Kate’s doll, Etta Ebella, is a real angel resident in a doll body that guides young Kate through the difficulties that arise from her sixth birthday party. Though surrounded by the love of her parents, grandparents and, especially, her uncle, Terrence Ted, Kate must deal with her troubled cousin, Marilla Marzy and her diabolical Uncle Vaynem.
The crux of the story takes place while Kate’s parents are out of town and she must stay at her cousin’s house. A simple Sunday church service with her cousin’s family turns toxic. Kate’s ability to read hearts, along with Etta Ebella’s assistance, helps Kate navigate these dangers to herself and to her family.

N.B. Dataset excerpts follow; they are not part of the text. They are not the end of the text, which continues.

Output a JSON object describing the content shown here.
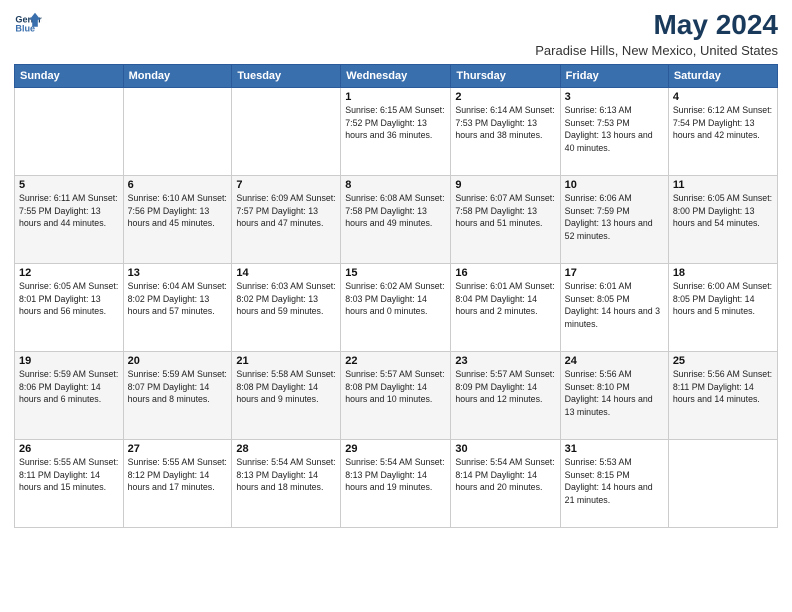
{
  "logo": {
    "line1": "General",
    "line2": "Blue"
  },
  "title": "May 2024",
  "subtitle": "Paradise Hills, New Mexico, United States",
  "weekdays": [
    "Sunday",
    "Monday",
    "Tuesday",
    "Wednesday",
    "Thursday",
    "Friday",
    "Saturday"
  ],
  "weeks": [
    [
      {
        "day": "",
        "info": ""
      },
      {
        "day": "",
        "info": ""
      },
      {
        "day": "",
        "info": ""
      },
      {
        "day": "1",
        "info": "Sunrise: 6:15 AM\nSunset: 7:52 PM\nDaylight: 13 hours\nand 36 minutes."
      },
      {
        "day": "2",
        "info": "Sunrise: 6:14 AM\nSunset: 7:53 PM\nDaylight: 13 hours\nand 38 minutes."
      },
      {
        "day": "3",
        "info": "Sunrise: 6:13 AM\nSunset: 7:53 PM\nDaylight: 13 hours\nand 40 minutes."
      },
      {
        "day": "4",
        "info": "Sunrise: 6:12 AM\nSunset: 7:54 PM\nDaylight: 13 hours\nand 42 minutes."
      }
    ],
    [
      {
        "day": "5",
        "info": "Sunrise: 6:11 AM\nSunset: 7:55 PM\nDaylight: 13 hours\nand 44 minutes."
      },
      {
        "day": "6",
        "info": "Sunrise: 6:10 AM\nSunset: 7:56 PM\nDaylight: 13 hours\nand 45 minutes."
      },
      {
        "day": "7",
        "info": "Sunrise: 6:09 AM\nSunset: 7:57 PM\nDaylight: 13 hours\nand 47 minutes."
      },
      {
        "day": "8",
        "info": "Sunrise: 6:08 AM\nSunset: 7:58 PM\nDaylight: 13 hours\nand 49 minutes."
      },
      {
        "day": "9",
        "info": "Sunrise: 6:07 AM\nSunset: 7:58 PM\nDaylight: 13 hours\nand 51 minutes."
      },
      {
        "day": "10",
        "info": "Sunrise: 6:06 AM\nSunset: 7:59 PM\nDaylight: 13 hours\nand 52 minutes."
      },
      {
        "day": "11",
        "info": "Sunrise: 6:05 AM\nSunset: 8:00 PM\nDaylight: 13 hours\nand 54 minutes."
      }
    ],
    [
      {
        "day": "12",
        "info": "Sunrise: 6:05 AM\nSunset: 8:01 PM\nDaylight: 13 hours\nand 56 minutes."
      },
      {
        "day": "13",
        "info": "Sunrise: 6:04 AM\nSunset: 8:02 PM\nDaylight: 13 hours\nand 57 minutes."
      },
      {
        "day": "14",
        "info": "Sunrise: 6:03 AM\nSunset: 8:02 PM\nDaylight: 13 hours\nand 59 minutes."
      },
      {
        "day": "15",
        "info": "Sunrise: 6:02 AM\nSunset: 8:03 PM\nDaylight: 14 hours\nand 0 minutes."
      },
      {
        "day": "16",
        "info": "Sunrise: 6:01 AM\nSunset: 8:04 PM\nDaylight: 14 hours\nand 2 minutes."
      },
      {
        "day": "17",
        "info": "Sunrise: 6:01 AM\nSunset: 8:05 PM\nDaylight: 14 hours\nand 3 minutes."
      },
      {
        "day": "18",
        "info": "Sunrise: 6:00 AM\nSunset: 8:05 PM\nDaylight: 14 hours\nand 5 minutes."
      }
    ],
    [
      {
        "day": "19",
        "info": "Sunrise: 5:59 AM\nSunset: 8:06 PM\nDaylight: 14 hours\nand 6 minutes."
      },
      {
        "day": "20",
        "info": "Sunrise: 5:59 AM\nSunset: 8:07 PM\nDaylight: 14 hours\nand 8 minutes."
      },
      {
        "day": "21",
        "info": "Sunrise: 5:58 AM\nSunset: 8:08 PM\nDaylight: 14 hours\nand 9 minutes."
      },
      {
        "day": "22",
        "info": "Sunrise: 5:57 AM\nSunset: 8:08 PM\nDaylight: 14 hours\nand 10 minutes."
      },
      {
        "day": "23",
        "info": "Sunrise: 5:57 AM\nSunset: 8:09 PM\nDaylight: 14 hours\nand 12 minutes."
      },
      {
        "day": "24",
        "info": "Sunrise: 5:56 AM\nSunset: 8:10 PM\nDaylight: 14 hours\nand 13 minutes."
      },
      {
        "day": "25",
        "info": "Sunrise: 5:56 AM\nSunset: 8:11 PM\nDaylight: 14 hours\nand 14 minutes."
      }
    ],
    [
      {
        "day": "26",
        "info": "Sunrise: 5:55 AM\nSunset: 8:11 PM\nDaylight: 14 hours\nand 15 minutes."
      },
      {
        "day": "27",
        "info": "Sunrise: 5:55 AM\nSunset: 8:12 PM\nDaylight: 14 hours\nand 17 minutes."
      },
      {
        "day": "28",
        "info": "Sunrise: 5:54 AM\nSunset: 8:13 PM\nDaylight: 14 hours\nand 18 minutes."
      },
      {
        "day": "29",
        "info": "Sunrise: 5:54 AM\nSunset: 8:13 PM\nDaylight: 14 hours\nand 19 minutes."
      },
      {
        "day": "30",
        "info": "Sunrise: 5:54 AM\nSunset: 8:14 PM\nDaylight: 14 hours\nand 20 minutes."
      },
      {
        "day": "31",
        "info": "Sunrise: 5:53 AM\nSunset: 8:15 PM\nDaylight: 14 hours\nand 21 minutes."
      },
      {
        "day": "",
        "info": ""
      }
    ]
  ]
}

THE GIRL WHO COULD READ HEARTS is a well-written story with an engaging plot. The multiple story lines involving Kate, her cousin and her two uncles all flow effortlessly together to create a satisfying, yet obvious conclusion. The book does fall short on character development. Kate has moments that seem to be plucked directly from the mind of the child she is, such as her hearing the phrase “trash chute”, which she interprets as “trash shoot” and wonders why someone would do that to the sheets.
At other times, Kate’s reasoning seems to be far beyond her years. Likewise, her parents and Uncle Terrence Ted seem too virtuous, while her Uncle Vaynem is driven by an evil streak that almost defies understanding. Vaynem’s demise seems rushed in the conclusion and could use additional shaping. Etta Ebella, on the other hand, is effectively used in the deus ex machina and foreshadowing throughout the book.
THE GIRL WHO COULD READ HEARTS is a sweetly optimistic story about a loving family and their response, both physical and spiritual, to the calamities they face. It is an engaging story even for those who would not normally read a book of this type.